Sans « réponses claires » du Premier ministre italien Mario Draghi aux questions soulevées lors de la dernière réunion au Palazzo Chigi, le Mouvement 5 étoiles ne pourra plus « partager la responsabilité directe du gouvernement ». Et de fait il se sentira « libre » de « voter ce dont le pays a besoin, sans contrepartie politique ».

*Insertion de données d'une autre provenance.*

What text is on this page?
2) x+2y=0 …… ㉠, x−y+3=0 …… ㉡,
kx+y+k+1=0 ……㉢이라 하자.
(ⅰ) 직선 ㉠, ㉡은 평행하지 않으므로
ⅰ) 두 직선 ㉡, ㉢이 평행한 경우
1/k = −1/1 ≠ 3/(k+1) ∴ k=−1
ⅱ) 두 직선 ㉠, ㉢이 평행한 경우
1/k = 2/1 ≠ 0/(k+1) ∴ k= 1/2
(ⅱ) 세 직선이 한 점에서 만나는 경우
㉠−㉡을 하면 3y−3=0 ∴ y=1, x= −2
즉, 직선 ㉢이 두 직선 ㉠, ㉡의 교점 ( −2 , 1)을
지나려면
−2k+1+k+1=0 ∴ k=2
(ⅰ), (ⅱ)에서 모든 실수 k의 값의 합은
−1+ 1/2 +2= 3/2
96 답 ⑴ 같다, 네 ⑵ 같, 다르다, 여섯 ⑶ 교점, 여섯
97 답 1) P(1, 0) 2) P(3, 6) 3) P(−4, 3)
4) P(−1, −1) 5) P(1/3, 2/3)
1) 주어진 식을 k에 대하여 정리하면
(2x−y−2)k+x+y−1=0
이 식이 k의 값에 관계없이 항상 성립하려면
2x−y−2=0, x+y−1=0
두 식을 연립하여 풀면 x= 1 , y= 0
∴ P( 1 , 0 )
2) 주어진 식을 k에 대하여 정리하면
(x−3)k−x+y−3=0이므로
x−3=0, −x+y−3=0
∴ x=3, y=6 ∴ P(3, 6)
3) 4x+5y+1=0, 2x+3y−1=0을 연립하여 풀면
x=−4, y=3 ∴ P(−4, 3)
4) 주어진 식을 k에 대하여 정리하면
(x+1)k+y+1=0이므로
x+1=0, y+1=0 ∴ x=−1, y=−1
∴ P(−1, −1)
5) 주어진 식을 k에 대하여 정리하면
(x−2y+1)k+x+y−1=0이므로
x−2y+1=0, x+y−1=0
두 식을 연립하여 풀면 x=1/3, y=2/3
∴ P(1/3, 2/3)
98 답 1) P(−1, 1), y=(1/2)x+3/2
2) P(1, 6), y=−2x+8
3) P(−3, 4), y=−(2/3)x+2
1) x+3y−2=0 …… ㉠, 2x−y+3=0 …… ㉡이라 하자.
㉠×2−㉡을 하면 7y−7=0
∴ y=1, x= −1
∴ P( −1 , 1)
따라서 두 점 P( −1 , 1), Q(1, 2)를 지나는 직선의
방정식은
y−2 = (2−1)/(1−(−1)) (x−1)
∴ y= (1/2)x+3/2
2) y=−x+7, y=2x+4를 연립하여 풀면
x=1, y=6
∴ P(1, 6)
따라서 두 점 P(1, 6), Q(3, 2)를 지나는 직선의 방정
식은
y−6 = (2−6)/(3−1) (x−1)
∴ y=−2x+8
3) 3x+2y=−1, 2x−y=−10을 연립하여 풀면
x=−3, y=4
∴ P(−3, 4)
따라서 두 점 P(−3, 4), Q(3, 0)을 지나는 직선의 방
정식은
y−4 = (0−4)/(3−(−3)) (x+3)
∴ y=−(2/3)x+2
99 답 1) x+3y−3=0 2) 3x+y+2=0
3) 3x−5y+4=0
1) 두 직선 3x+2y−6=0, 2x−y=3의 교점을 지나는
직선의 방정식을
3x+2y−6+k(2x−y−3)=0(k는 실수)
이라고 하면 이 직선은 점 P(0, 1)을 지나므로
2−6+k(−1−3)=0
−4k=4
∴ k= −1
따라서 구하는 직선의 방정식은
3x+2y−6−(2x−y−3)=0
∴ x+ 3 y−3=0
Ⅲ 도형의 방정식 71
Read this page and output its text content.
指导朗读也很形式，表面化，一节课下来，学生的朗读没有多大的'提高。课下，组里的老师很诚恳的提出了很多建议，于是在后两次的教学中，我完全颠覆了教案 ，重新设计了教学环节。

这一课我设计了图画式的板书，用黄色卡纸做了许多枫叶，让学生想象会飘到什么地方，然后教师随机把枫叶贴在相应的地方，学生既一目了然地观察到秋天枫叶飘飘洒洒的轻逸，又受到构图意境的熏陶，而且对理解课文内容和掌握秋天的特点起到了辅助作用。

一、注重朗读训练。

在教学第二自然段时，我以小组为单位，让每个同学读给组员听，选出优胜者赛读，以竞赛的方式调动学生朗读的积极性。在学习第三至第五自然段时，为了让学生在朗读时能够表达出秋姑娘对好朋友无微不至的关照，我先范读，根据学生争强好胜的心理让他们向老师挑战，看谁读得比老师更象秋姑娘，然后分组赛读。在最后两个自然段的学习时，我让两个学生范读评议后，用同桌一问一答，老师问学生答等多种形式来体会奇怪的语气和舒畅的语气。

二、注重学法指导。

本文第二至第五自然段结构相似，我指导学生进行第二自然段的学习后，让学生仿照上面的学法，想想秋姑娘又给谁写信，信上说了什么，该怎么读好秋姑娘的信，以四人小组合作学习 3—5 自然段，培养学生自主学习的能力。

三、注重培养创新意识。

Au terme d’une journée marquée par les déclarations optimistes d’Enrico Letta (Parti démocrate) – les conditions peuvent encore exister – et par le ralentissement de la Lega et de Forza Italia qui ont gelé les espoirs de ceux qui ont continué à travailler, même sous couverture, en Afin de convaincre le Premier ministre italien Mario Draghi de rester à son poste, le chef du M5S, Giuseppe Conte, s’en chargera. Ce qui apparaît sur vidéo avant que les groupes ne soient réunis, annonçant en fait que le mouvement est prêt pour ce type de soutien extérieur que le Premier ministre a publiquement rejeté à plusieurs reprises.

C’est le mouvement qui a été « chanté », dit Conte, qui demande lui-même des comptes au Premier ministre. Car « dans un esprit constructif, nous avons invité Draghi à discuter », recevant en retour des « ouvertures générales », mais les réponses à l’urgence du pays restent toujours « non reçues ».

L'Italie, au lendemain de la démission de Draghi

TG 20 du vendredi 15/07/2022

Bref, à l’approche du « jour de vérité » des annonces du Premier ministre au Parlement (prévu mercredi), la crise apparaît de plus en plus vouée à se résoudre par des scrutins anticipés.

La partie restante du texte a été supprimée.